# Technical Document Extraction: Mixed-Precision Training Flow Diagram
## 1. Document Overview
This image is a technical architectural diagram illustrating the data flow and precision casting (quantization) logic for a deep learning training iteration. It specifically details the interactions between Forward Propagation (**Fprop**), Data Gradient calculation (**Dgrad**), and Weight Gradient calculation (**Wgrad**) using mixed-precision formats (BF16, FP32, and FP8).
---
## 2. Component Isolation
### A. Data Nodes (Grey Rectangles)
These represent the tensors stored in memory at various stages of the training loop.
* **Input**: Labeled as **BF16**.
* **Weight**: Central node used by Fprop and Dgrad.
* **Output**: Result of the forward pass.
* **Output Gradient**: Labeled as **BF16**; the starting point for the backward pass.
* **Input Gradient**: The final result of the Dgrad process.
* **Weight Gradient**: Labeled as **FP32**; the result of the Wgrad process.
* **Optimizer States**: Receives data from Weight Gradient.
* **Master Weight**: High-precision weight storage used to update the model.
### B. Computational Blocks (Yellow Rounded Rectangles)
These represent the arithmetic operations (Matrix Multiplication and Accumulation). Each contains a multiplication symbol ($\otimes$) and a summation symbol ($\sum$).

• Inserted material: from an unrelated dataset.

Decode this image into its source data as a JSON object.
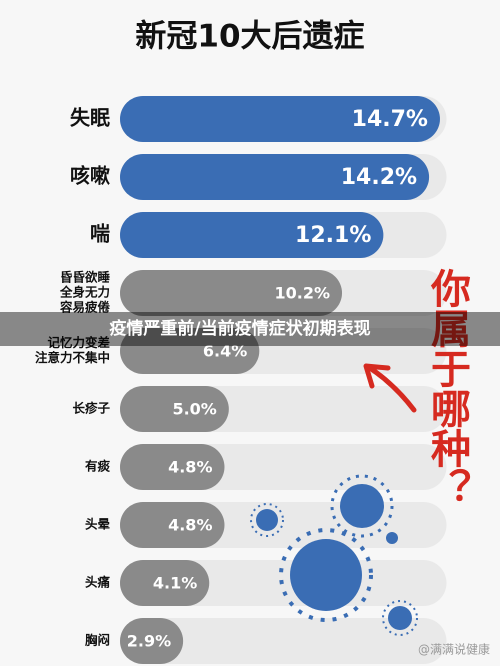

* **Fprop (Forward Propagation)**: Accumulation occurs in **FP32**.
* **Dgrad (Data Gradient)**: Accumulation occurs in **FP32**.
* **Wgrad (Weight Gradient)**: Accumulation occurs in **FP32**.
---
## 3. Process Flow and Precision Transitions
The diagram tracks how data is cast between formats (e.g., "To FP8") as it moves between nodes and computational blocks.
### Forward Propagation (Fprop)
1. **Input (BF16)** is cast **To FP8** and enters the Fprop block.
2. **Weight** enters the Fprop block (implied FP8 conversion based on the multiplication operation).
3. Inside **Fprop**, multiplication is performed, and results are accumulated in **FP32**.
4. The result is cast **To BF16** to become the **Output**.
### Data Gradient (Dgrad) - Backward Pass
1. **Output Gradient (BF16)** is cast **To FP8** and enters the Dgrad block.
2. **Weight** enters the Dgrad block.
3. Inside **Dgrad**, multiplication is performed, and results are accumulated in **FP32**.
4. The result is cast **To BF16** to become the **Input Gradient**.
### Weight Gradient (Wgrad) - Backward Pass
1. **Input (BF16)** is routed from the start, cast **To FP8**, and enters the Wgrad block.
2. **Output Gradient (BF16)** is cast **To FP8** and enters the Wgrad block.
3. Inside **Wgrad**, multiplication is performed, and results are accumulated in **FP32**.
4. The result is output as the **Weight Gradient (FP32)**.
### Optimizer and Weight Update
1. **Weight Gradient (FP32)** is cast **To BF16** and enters **Optimizer States**.
2. **Optimizer States** feeds into the **Master Weight** (cast **To FP32**).
3. The **Master Weight** is cast **To FP8** to update the active **Weight** used in the next Fprop/Dgrad cycle.
---
## 4. Summary of Precision Formats
| Component / Path | Precision Format |
| :--- | :--- |
| Primary Storage (Input, Output, Gradients) | BF16 |
| Internal Accumulation (Fprop, Dgrad, Wgrad) | FP32 |
| Master Weight / Weight Gradient | FP32 |
| Computational Inputs (Casting) | FP8 |
## 5. Spatial Grounding and Logic Check
* **Header/Top Row**: Shows the forward path (Input $\rightarrow$ Fprop $\rightarrow$ Output) and the start of the weight gradient path.
* **Middle Row**: Shows the Weight management (Weight $\rightarrow$ Master Weight $\rightarrow$ Optimizer States).
* **Bottom Row**: Shows the backward path (Input Gradient $\leftarrow$ Dgrad $\leftarrow$ Output Gradient).
* **Trend/Logic**: The diagram consistently shows that while storage and accumulation happen in higher precision (BF16/FP32), the operands for the heavy matrix multiplications are down-cast to **FP8** to optimize computational throughput.